Congrats to everyone fighting the good fight, even if you are still tapering you have to appreciate that you got the process started at all. A special shout out to Captain.Heroin because I know from reading posts in other forums how much of an uphill battle this can be for you at times; and yet you always manage to remain extraordinarily supportive of others through this process. While I have said that AA/NA is not for me I don't want to discourage other users from attending because it may be the most valuable resource you have on hand, especially considering that it is technically free. If you can't afford to put a dollar in the basket, don't be guilted by the looks of others, if others judge you that is their problem.
I also heard people talk about developing other addictions, yes I've seen people develop addictions to sex, working out, video games, gambling, Books & Comics & Manga, move & entertainment including TV, volunteering & such, obsessing on others (akin to stalking but it's different), food, work, and I personally essentially got addicted to Magic The Gathering during my last sobriety.
Many of these are not harmful to those who engage in them or the people around them so it should probably be left alone, but if they become something harmful obviously someone ought step in and either say something or force a behavioral change to something less harmful or better yet more positive.
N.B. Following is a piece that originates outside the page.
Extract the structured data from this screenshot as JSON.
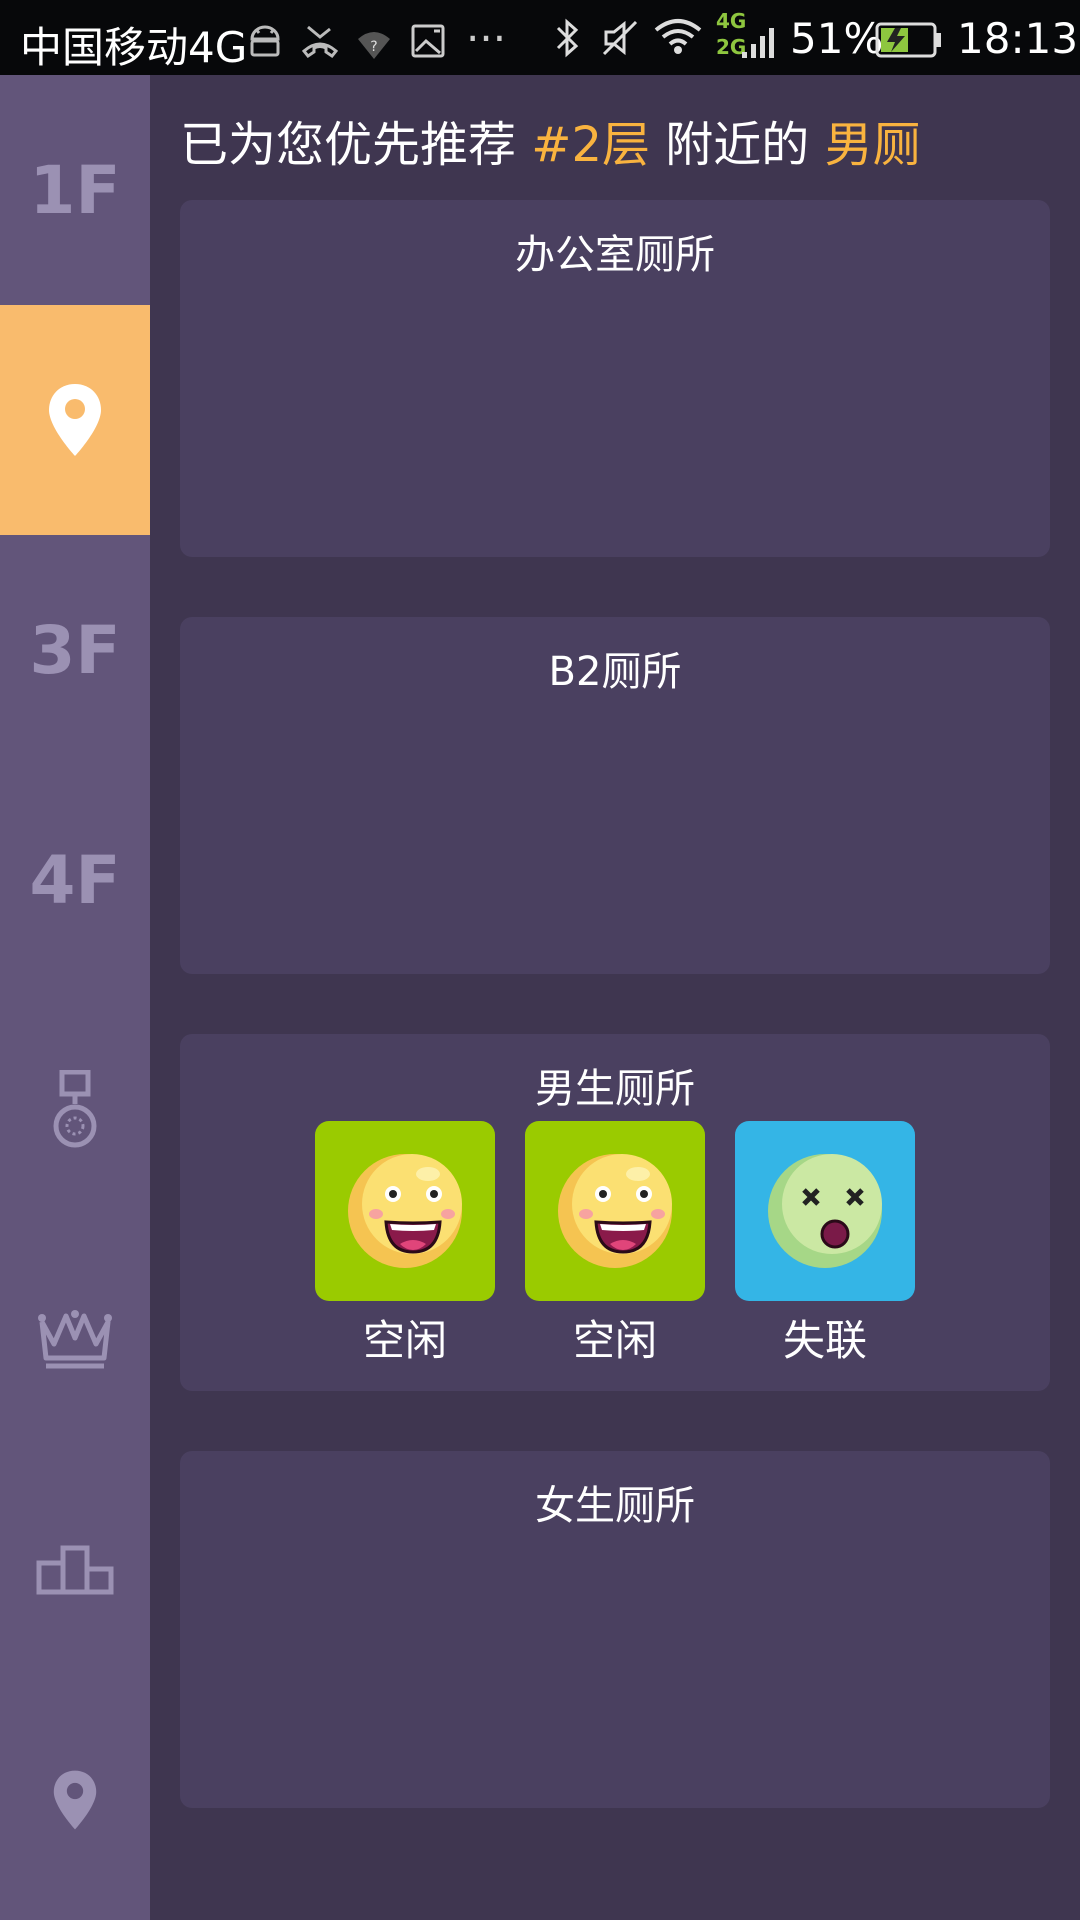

I was living in Los Angeles a year ago when I was just getting clean and their were many celebrities and super-wealthy people. My point is that a lot of the newly sober people would try to attach themselves to celebrities or rich people if they could... even if they didn't really like them. It was really shitty because the rich and famous people that the newly sober had access to were also newly sober themselves and it sort of compromised their sobriety and definitely made it harder for them to trust people. I know I was pretty good friends with two really wealthy people and one really famous guy, and a guy in our group of friends relapsed and did a bunch of things that made one of the wealthy guys and the really famous guy nervous about being friends with any of us newly sober people, at least in a really close way. I mean I used to text these guys everyday and after the other guy in our group of friends relapsed and behaved really creepily they were both really distant from everyone else in the group which sucked, cause we all had spent 4 months meeting at an AA meeting every weekday morning and getting breakfast afterwards, not to mention volunteering together almost every Sunday. I guess my point is that it's really shitty when people obsess over people as a way to make up for their addiction because if the person is newly sober themselves then it puts them at risk for relapse as well. Not to mention famous and rich people are more likely to be the objects of someone's obsession. At least I'm still friends with one of the wealthy guys and the other guy in our group who wasn't famous or wealthy. Idk people obsessing over other people does lots of damage and is a bad thing to take up in sobriety.
Either way I went on another rant that wasn't intended. It's just good to make good friends in sobriety who have your back.